# Questions about building a bar top



## AKJeff (Oct 23, 2012)

Hi, I was recently asked to build a bar top for an acquaintances restaurant. While I'm not sure of the size of the bar just yet I do know that she wants a birch top as birch wood is a theme in the restaurant. I've never build a bar top before, at least not on of such a large size. I was wondering if anyone had any tips or ideas.
My main concerns are a bar top that is built to last and one that doesn't separate at any joints. I've done a little bit or research and was surprised to see a lot of people gluing down strips of hardwood to a ply base. This seemed odd to me, wouldn't this lead to cracking when it came to the hardwood top expanding or contracting?
Also, most bar tops i've seen consist of hardwood strips joined together. I'm sure the owner would love to enjoy the look and grain of wider stock but my experience with birch is that the wider the stock the higher risk of cupping. I'd hate for the bar top to warp over the years and get the patrons queasy before they even have a drink haha. 
Anyways, if anyone has any thoughts or advice it'd be much appreciated. Thanks in advance!


----------



## Steve Neul (Sep 2, 2011)

I realize you are wanting to do a good job and I don't blame you but I would make the top as cheap and simple as possible. Within a month someone will be carving there name in the top with a knife and all your good work will go to waste. I think it would be best to remake one from time to time than put a lot of work in the first top.


----------



## BZawat (Sep 21, 2012)

Building something with the intention of replacing it is like admitting defeat without ever setting foot on the battlefield. 
Maybe people would carve their names in furnishings in a craphole dive bar, but that bar probably wouldn't e interested in spending money on a new solid wood top now, would they?

Build it to last man. Strike a blow for permanence in this disposable society we live in lol!!! 

Gluing strips to plywood is a big no no, you're right on that one.
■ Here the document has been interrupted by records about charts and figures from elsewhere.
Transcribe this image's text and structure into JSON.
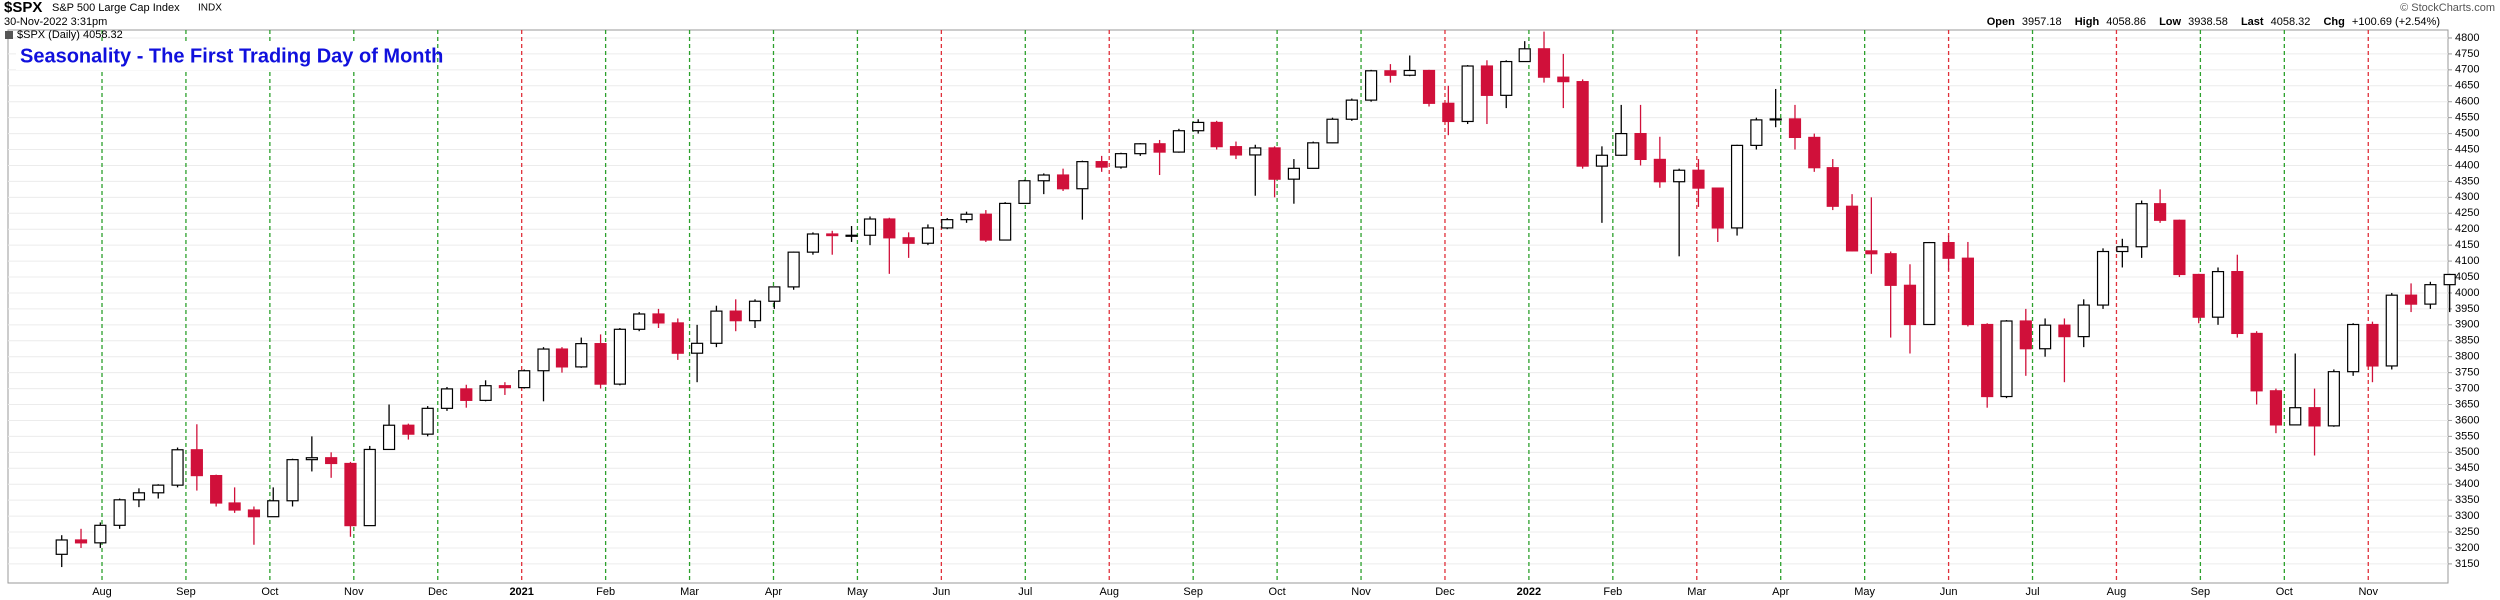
{
  "header": {
    "symbol": "$SPX",
    "name": "S&P 500 Large Cap Index",
    "exchange": "INDX",
    "timestamp": "30-Nov-2022 3:31pm",
    "legend": "$SPX (Daily) 4058.32",
    "copyright": "© StockCharts.com",
    "quote": [
      {
        "label": "Open",
        "value": "3957.18"
      },
      {
        "label": "High",
        "value": "4058.86"
      },
      {
        "label": "Low",
        "value": "3938.58"
      },
      {
        "label": "Last",
        "value": "4058.32"
      },
      {
        "label": "Chg",
        "value": "+100.69 (+2.54%)"
      }
    ]
  },
  "chart_data": {
    "type": "candlestick",
    "title": "Seasonality - The First Trading Day of Month",
    "up_color": "#000000",
    "down_color": "#d0103a",
    "grid": true,
    "xlim": [
      -1.12,
      27.95
    ],
    "ylim": [
      3090,
      4825
    ],
    "yticks": [
      3150,
      3200,
      3250,
      3300,
      3350,
      3400,
      3450,
      3500,
      3550,
      3600,
      3650,
      3700,
      3750,
      3800,
      3850,
      3900,
      3950,
      4000,
      4050,
      4100,
      4150,
      4200,
      4250,
      4300,
      4350,
      4400,
      4450,
      4500,
      4550,
      4600,
      4650,
      4700,
      4750,
      4800
    ],
    "xticks": [
      {
        "value": 0,
        "label": "Aug"
      },
      {
        "value": 1,
        "label": "Sep"
      },
      {
        "value": 2,
        "label": "Oct"
      },
      {
        "value": 3,
        "label": "Nov"
      },
      {
        "value": 4,
        "label": "Dec"
      },
      {
        "value": 5,
        "label": "2021"
      },
      {
        "value": 6,
        "label": "Feb"
      },
      {
        "value": 7,
        "label": "Mar"
      },
      {
        "value": 8,
        "label": "Apr"
      },
      {
        "value": 9,
        "label": "May"
      },
      {
        "value": 10,
        "label": "Jun"
      },
      {
        "value": 11,
        "label": "Jul"
      },
      {
        "value": 12,
        "label": "Aug"
      },
      {
        "value": 13,
        "label": "Sep"
      },
      {
        "value": 14,
        "label": "Oct"
      },
      {
        "value": 15,
        "label": "Nov"
      },
      {
        "value": 16,
        "label": "Dec"
      },
      {
        "value": 17,
        "label": "2022"
      },
      {
        "value": 18,
        "label": "Feb"
      },
      {
        "value": 19,
        "label": "Mar"
      },
      {
        "value": 20,
        "label": "Apr"
      },
      {
        "value": 21,
        "label": "May"
      },
      {
        "value": 22,
        "label": "Jun"
      },
      {
        "value": 23,
        "label": "Jul"
      },
      {
        "value": 24,
        "label": "Aug"
      },
      {
        "value": 25,
        "label": "Sep"
      },
      {
        "value": 26,
        "label": "Oct"
      },
      {
        "value": 27,
        "label": "Nov"
      }
    ],
    "xtick_line_colors": [
      "#2ca02c",
      "#2ca02c",
      "#2ca02c",
      "#2ca02c",
      "#2ca02c",
      "#e0303a",
      "#2ca02c",
      "#2ca02c",
      "#2ca02c",
      "#2ca02c",
      "#e0303a",
      "#2ca02c",
      "#e0303a",
      "#2ca02c",
      "#2ca02c",
      "#2ca02c",
      "#e0303a",
      "#2ca02c",
      "#2ca02c",
      "#e0303a",
      "#2ca02c",
      "#2ca02c",
      "#e0303a",
      "#2ca02c",
      "#e0303a",
      "#2ca02c",
      "#2ca02c",
      "#e0303a"
    ],
    "x": [
      -0.48,
      -0.25,
      -0.02,
      0.21,
      0.44,
      0.67,
      0.9,
      1.13,
      1.36,
      1.58,
      1.81,
      2.04,
      2.27,
      2.5,
      2.73,
      2.96,
      3.19,
      3.42,
      3.65,
      3.88,
      4.11,
      4.34,
      4.57,
      4.8,
      5.03,
      5.26,
      5.48,
      5.71,
      5.94,
      6.17,
      6.4,
      6.63,
      6.86,
      7.09,
      7.32,
      7.55,
      7.78,
      8.01,
      8.24,
      8.47,
      8.7,
      8.93,
      9.15,
      9.38,
      9.61,
      9.84,
      10.07,
      10.3,
      10.53,
      10.76,
      10.99,
      11.22,
      11.45,
      11.68,
      11.91,
      12.14,
      12.37,
      12.6,
      12.83,
      13.06,
      13.28,
      13.51,
      13.74,
      13.97,
      14.2,
      14.43,
      14.66,
      14.89,
      15.12,
      15.35,
      15.58,
      15.81,
      16.04,
      16.27,
      16.5,
      16.73,
      16.95,
      17.18,
      17.41,
      17.64,
      17.87,
      18.1,
      18.33,
      18.56,
      18.79,
      19.02,
      19.25,
      19.48,
      19.71,
      19.94,
      20.17,
      20.4,
      20.62,
      20.85,
      21.08,
      21.31,
      21.54,
      21.77,
      22.0,
      22.23,
      22.46,
      22.69,
      22.92,
      23.15,
      23.38,
      23.61,
      23.84,
      24.07,
      24.3,
      24.52,
      24.75,
      24.98,
      25.21,
      25.44,
      25.67,
      25.9,
      26.13,
      26.36,
      26.59,
      26.82,
      27.05,
      27.28,
      27.51,
      27.74,
      27.97
    ],
    "open": [
      3180,
      3225,
      3216,
      3271,
      3351,
      3373,
      3397,
      3508,
      3427,
      3341,
      3319,
      3298,
      3348,
      3477,
      3483,
      3465,
      3270,
      3509,
      3585,
      3557,
      3638,
      3699,
      3663,
      3709,
      3703,
      3756,
      3824,
      3768,
      3841,
      3714,
      3886,
      3934,
      3906,
      3811,
      3842,
      3943,
      3913,
      3974,
      4019,
      4128,
      4185,
      4180,
      4181,
      4232,
      4173,
      4156,
      4204,
      4230,
      4247,
      4166,
      4281,
      4352,
      4370,
      4327,
      4412,
      4395,
      4437,
      4468,
      4442,
      4509,
      4535,
      4459,
      4433,
      4455,
      4357,
      4391,
      4471,
      4545,
      4605,
      4697,
      4683,
      4698,
      4595,
      4538,
      4712,
      4620,
      4726,
      4766,
      4677,
      4663,
      4398,
      4432,
      4500,
      4419,
      4349,
      4385,
      4329,
      4204,
      4463,
      4543,
      4546,
      4488,
      4393,
      4272,
      4132,
      4123,
      4024,
      3901,
      4158,
      4109,
      3901,
      3675,
      3912,
      3825,
      3899,
      3863,
      3962,
      4130,
      4145,
      4280,
      4228,
      4058,
      3924,
      4067,
      3873,
      3693,
      3586,
      3640,
      3583,
      3753,
      3901,
      3771,
      3993,
      3965,
      4026
    ],
    "high": [
      3240,
      3260,
      3280,
      3355,
      3387,
      3400,
      3515,
      3588,
      3430,
      3390,
      3330,
      3390,
      3480,
      3550,
      3500,
      3470,
      3520,
      3650,
      3590,
      3645,
      3705,
      3712,
      3726,
      3720,
      3760,
      3830,
      3830,
      3860,
      3870,
      3890,
      3940,
      3950,
      3920,
      3900,
      3960,
      3980,
      3980,
      4020,
      4130,
      4190,
      4195,
      4210,
      4240,
      4236,
      4190,
      4215,
      4235,
      4255,
      4260,
      4285,
      4355,
      4375,
      4390,
      4415,
      4430,
      4440,
      4470,
      4480,
      4515,
      4545,
      4540,
      4475,
      4465,
      4460,
      4420,
      4475,
      4550,
      4610,
      4700,
      4718,
      4745,
      4700,
      4650,
      4715,
      4730,
      4730,
      4790,
      4820,
      4750,
      4670,
      4460,
      4590,
      4590,
      4490,
      4390,
      4420,
      4330,
      4465,
      4550,
      4640,
      4590,
      4500,
      4420,
      4310,
      4300,
      4130,
      4090,
      4160,
      4180,
      4160,
      3905,
      3915,
      3950,
      3920,
      3920,
      3980,
      4140,
      4170,
      4290,
      4325,
      4230,
      4060,
      4080,
      4120,
      3880,
      3700,
      3810,
      3700,
      3760,
      3905,
      3910,
      4000,
      4030,
      4035,
      4060
    ],
    "low": [
      3140,
      3200,
      3200,
      3260,
      3328,
      3355,
      3390,
      3380,
      3330,
      3310,
      3210,
      3300,
      3330,
      3440,
      3420,
      3235,
      3280,
      3510,
      3540,
      3550,
      3630,
      3640,
      3660,
      3680,
      3700,
      3660,
      3750,
      3765,
      3700,
      3710,
      3880,
      3890,
      3790,
      3720,
      3830,
      3880,
      3890,
      3950,
      4010,
      4120,
      4120,
      4160,
      4150,
      4060,
      4110,
      4150,
      4200,
      4220,
      4160,
      4165,
      4280,
      4310,
      4320,
      4230,
      4380,
      4390,
      4430,
      4370,
      4440,
      4500,
      4450,
      4420,
      4305,
      4300,
      4280,
      4390,
      4470,
      4540,
      4600,
      4660,
      4680,
      4585,
      4495,
      4530,
      4530,
      4580,
      4725,
      4660,
      4580,
      4390,
      4220,
      4430,
      4400,
      4330,
      4115,
      4270,
      4160,
      4180,
      4450,
      4520,
      4450,
      4380,
      4260,
      4130,
      4060,
      3860,
      3810,
      3900,
      4070,
      3895,
      3640,
      3670,
      3740,
      3800,
      3720,
      3830,
      3950,
      4080,
      4110,
      4220,
      4050,
      3905,
      3900,
      3860,
      3650,
      3560,
      3585,
      3490,
      3580,
      3740,
      3720,
      3760,
      3940,
      3950,
      3940
    ],
    "close": [
      3225,
      3216,
      3271,
      3351,
      3373,
      3397,
      3508,
      3427,
      3341,
      3319,
      3298,
      3348,
      3477,
      3483,
      3465,
      3270,
      3509,
      3585,
      3557,
      3638,
      3699,
      3663,
      3709,
      3703,
      3756,
      3824,
      3768,
      3841,
      3714,
      3886,
      3934,
      3906,
      3811,
      3842,
      3943,
      3913,
      3974,
      4019,
      4128,
      4185,
      4180,
      4181,
      4232,
      4173,
      4156,
      4204,
      4230,
      4247,
      4166,
      4281,
      4352,
      4370,
      4327,
      4412,
      4395,
      4437,
      4468,
      4442,
      4509,
      4535,
      4459,
      4433,
      4455,
      4357,
      4391,
      4471,
      4545,
      4605,
      4697,
      4683,
      4698,
      4595,
      4538,
      4712,
      4620,
      4726,
      4766,
      4677,
      4663,
      4398,
      4432,
      4500,
      4419,
      4349,
      4385,
      4329,
      4204,
      4463,
      4543,
      4546,
      4488,
      4393,
      4272,
      4132,
      4123,
      4024,
      3901,
      4158,
      4109,
      3901,
      3675,
      3912,
      3825,
      3899,
      3863,
      3962,
      4130,
      4145,
      4280,
      4228,
      4058,
      3924,
      4067,
      3873,
      3693,
      3586,
      3640,
      3583,
      3753,
      3901,
      3771,
      3993,
      3965,
      4026,
      4058
    ]
  }
}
I'd want the top made up of boards in the neighborhood of 6" or so wide by 1 1/4" thick minimum. If you take care to acclimate the wood properly, mill it properly, and join it properly, cupping should be a non issue with the proper finish. 

As for the finish I'd go with an epoxy base. A bar top has to be super durable. Ask about that in the wood finishing forum, lots of guys with good experience there. 

Good luck and post pics!!!


----------



## mdntrdr (Dec 22, 2009)

This is a plywood top bar. I then applied epoxy for the finish. :smile:


----------



## rbk123 (Jan 10, 2013)

Gorgeous. Just simply gorgeous.


----------



## yank (Nov 15, 2006)

We just finished building a new bar at my American Legion Post. 20'x30" on the front, and 8'x30 for two sides. Used one layer of 3/4 MDF and one layer of 3/4 birch plywood. I did the finish work and put 5 coats of gloss poly on. That was 4 months ago and the top still looks like it was done yesterday. 
Epoxy finish is a little on the pricey side, and we didn't have that kind of money for the bar. Also, I found out that the Epoxy scratches lots easier then the poly. All in all, it turned quite well.


----------



## mdntrdr (Dec 22, 2009)

yank said:


> Also, I found out that the Epoxy scratches lots easier then the poly.



Where did you find this out at? :huh:


----------



## hays0369 (May 3, 2011)

+1 on Scotty. I made an outdoor table out of white oak and african mahogany and finished the top with epoxy, it has had horseshoes fall on it, bocce balls, and kids with every kind of toy abuse it and it has stood up quite well.


----------



## cabinetman (Jul 5, 2007)

*Here* is a typical parts layout for a commercial type bar top with a Chicago rail and a glass rail. All these pieces cut without waste from 4x8 sheets of plywood. The actual materials for the top could also be hardwood...glued up.

As for durable finishes, epoxy would be the most durable. You could use ¼" clear plate glass, or, ¼' mirror. I've used both in commercial establishments and they hold up very well. Not as fragile as you might think.








 







.


----------



## yank (Nov 15, 2006)

mdntrdr; from my own experience. I have an island that was built by the previous owner, and he used the epoxy, and it has light scratches all over it. I have a window shelf I built for a double window in my dining room, 3 coats of poly, installed it 5 years ago, and still no scratch marks.


----------



## mdntrdr (Dec 22, 2009)

yank said:


> mdntrdr; from my own experience. I have an island that was built by the previous owner, and he used the epoxy, and it has light scratches all over it. I have a window shelf I built for a double window in my dining room, 3 coats of poly, installed it 5 years ago, and still no scratch marks.



Thanx for the reply. I chose to use an epoxy finish because IT IS more durable than a poly finish. If it wasn't nobody would go through the hassle of applying it. :smile:


----------



## GeorgeC (Jul 30, 2008)

Steve Neul said:


> I realize you are wanting to do a good job and I don't blame you but I would make the top as cheap and simple as possible. Within a month someone will be carving there name in the top with a knife and all your good work will go to waste. I think it would be best to remake one from time to time than put a lot of work in the first top.


The customers art work on the bar top just adds to the character.

I would make a nice top and NOT plan periodically making new ones.

George


----------



## GeorgeC (Jul 30, 2008)

yank said:


> mdntrdr; from my own experience. I have an island that was built by the previous owner, and he used the epoxy, and it has light scratches all over it. I have a window shelf I built for a double window in my dining room, 3 coats of poly, installed it 5 years ago, and still no scratch marks.


There is a big difference between the type of wear and the amount of use between an island and a window shelf.

George


----------